API Rate Limiter Design

Allow a client to send a fixed number of requests in a given time window. If the number of requests in the time window exceeds, then deny the current request.

Requirements

Non Functional Requirements

Highly Available.
The system should take minimum time to process and should not increase the wait or loading time for the user.

Functional Requirements

Should be configurable for plug and play for any client to use.
Should be configurable to accept the number of requests and the time window for the same.

Algorithms

Fixed Window - 0-100ms, 100-200ms, etc.
Sliding Window - Checks the window from the current time and checks if the request can be processed.

Low-Level Design - In Memory Solution

A basic interface RateLimiter would be created with a function that will accept clientId

public interface RateLimiter {  
  
    boolean canAllow(String clientId);  
}

Now this interface can be extended to provide the capabilities required. It can use Fixed Window Algorithm or Sliding Window Algorithm to evict previous entries.

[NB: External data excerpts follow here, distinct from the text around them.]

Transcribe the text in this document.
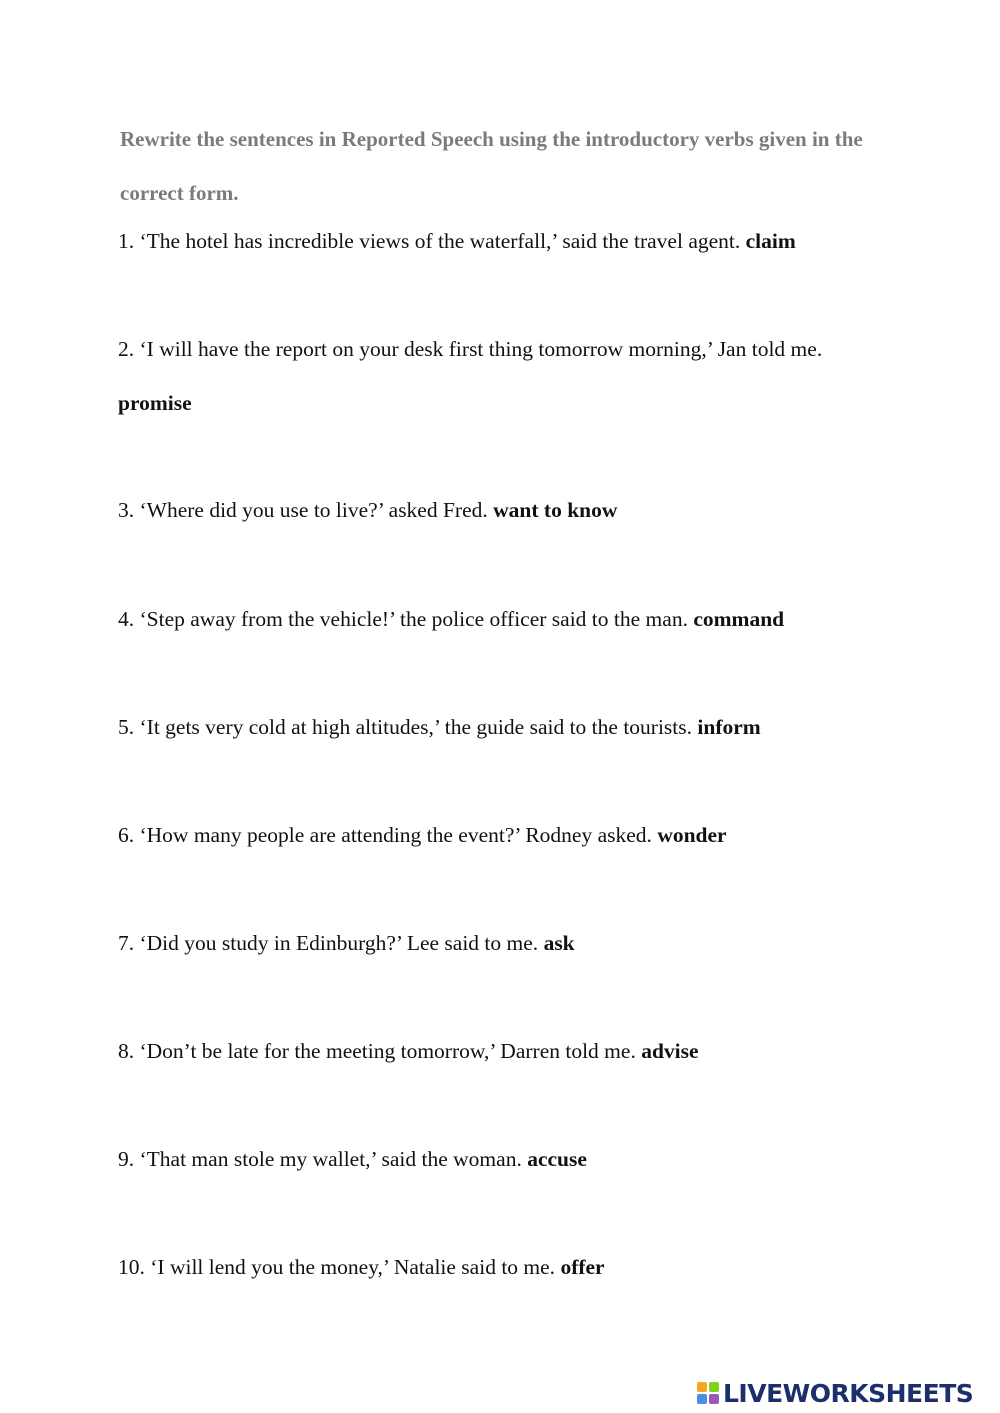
Rewrite the sentences in Reported Speech using the introductory verbs given in the correct form.
1. ‘The hotel has incredible views of the waterfall,’ said the travel agent. claim
2. ‘I will have the report on your desk first thing tomorrow morning,’ Jan told me. promise
3. ‘Where did you use to live?’ asked Fred. want to know
4. ‘Step away from the vehicle!’ the police officer said to the man. command
5. ‘It gets very cold at high altitudes,’ the guide said to the tourists. inform
6. ‘How many people are attending the event?’ Rodney asked. wonder
7. ‘Did you study in Edinburgh?’ Lee said to me. ask
8. ‘Don’t be late for the meeting tomorrow,’ Darren told me. advise
9. ‘That man stole my wallet,’ said the woman. accuse
10. ‘I will lend you the money,’ Natalie said to me. offer
LIVEWORKSHEETS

A concrete implementation for the same with Sliding Window would look like this.

public class BasicSlidingWindowRateLimiter implements RateLimiter {  
 private ConcurrentHashMap<String, Queue<Long>> map;  
 private final int TIME_WINDOW = 60000; // 1 minute  
 private final int REQUEST_LIMIT = 5;  
  
 public BasicSlidingWindowRateLimiter() {  
   this.map = new ConcurrentHashMap<>();  
 }  
  
 @Override  
 public boolean canAllow(String clientId) {  
   long currentTimeInMillis = System.currentTimeMillis();  
   Queue<Long> queue = map.getOrDefault(clientId, new ConcurrentLinkedDeque<>());  
   if (queue.isEmpty()) {  
     queue.add(currentTimeInMillis);  
     map.put(clientId, queue);  
     map.put(clientId, queue);  
     return true;
   }  
  
   while (!queue.isEmpty() && queue.peek() < currentTimeInMillis - TIME_WINDOW) {  
     queue.poll();  
  }  
  
  if (queue.size() > REQUEST_LIMIT) {  
    return false;  
  } else {  
    queue.add(currentTimeInMillis);  
    map.put(clientId, queue);  
    return true;  
  }  
 }
}

Memory Estimation

Queue Memory Approximate Estimation -

Variable	Space Assumed
size	4 bytes
Node first	4 bytes
Node last	4 bytes
Total	12 bytes

HashMap Memory Approximate Estimation for 1 ClientId -

Variable	Space Assumed
key (String Reference	4 bytes
Queue Reference - Assuming 10 Entries at peak for 1 Bucket	4 bytes
hashCode for Map	4 bytes
next - Map Property	4 bytes
hashCode for Map	4 bytes
loadFactor, initalCapcity and size (Map Properties)	8 bytes
header (Map Property)	8 bytes
Total	32 bytes

Assuming the scale for about 100K active clients - We’ll end up with - (Key Reference 4 bytes + Queue Reference 4 bytes + Header for each record 8 bytes + Queue Size of 10 for each Record of approximately 8 bytes) * 100K = 96,00,000 bytes = 9.6MB

Scaling

The above in-memory solution looks great on paper but when it comes to real-world scenarios for example - 100k Requests per Minute with varing traffic and request conditions, it can go out of memory as well.

One of the solves for that would be to keep the HashMap<String, Queue<Long>> structure in a Redis.

Caching and Sharding

The above solution can also be cached and shard based on clientId. Consistent Hashing can be used here. Cache Eviction Policy can be LRU.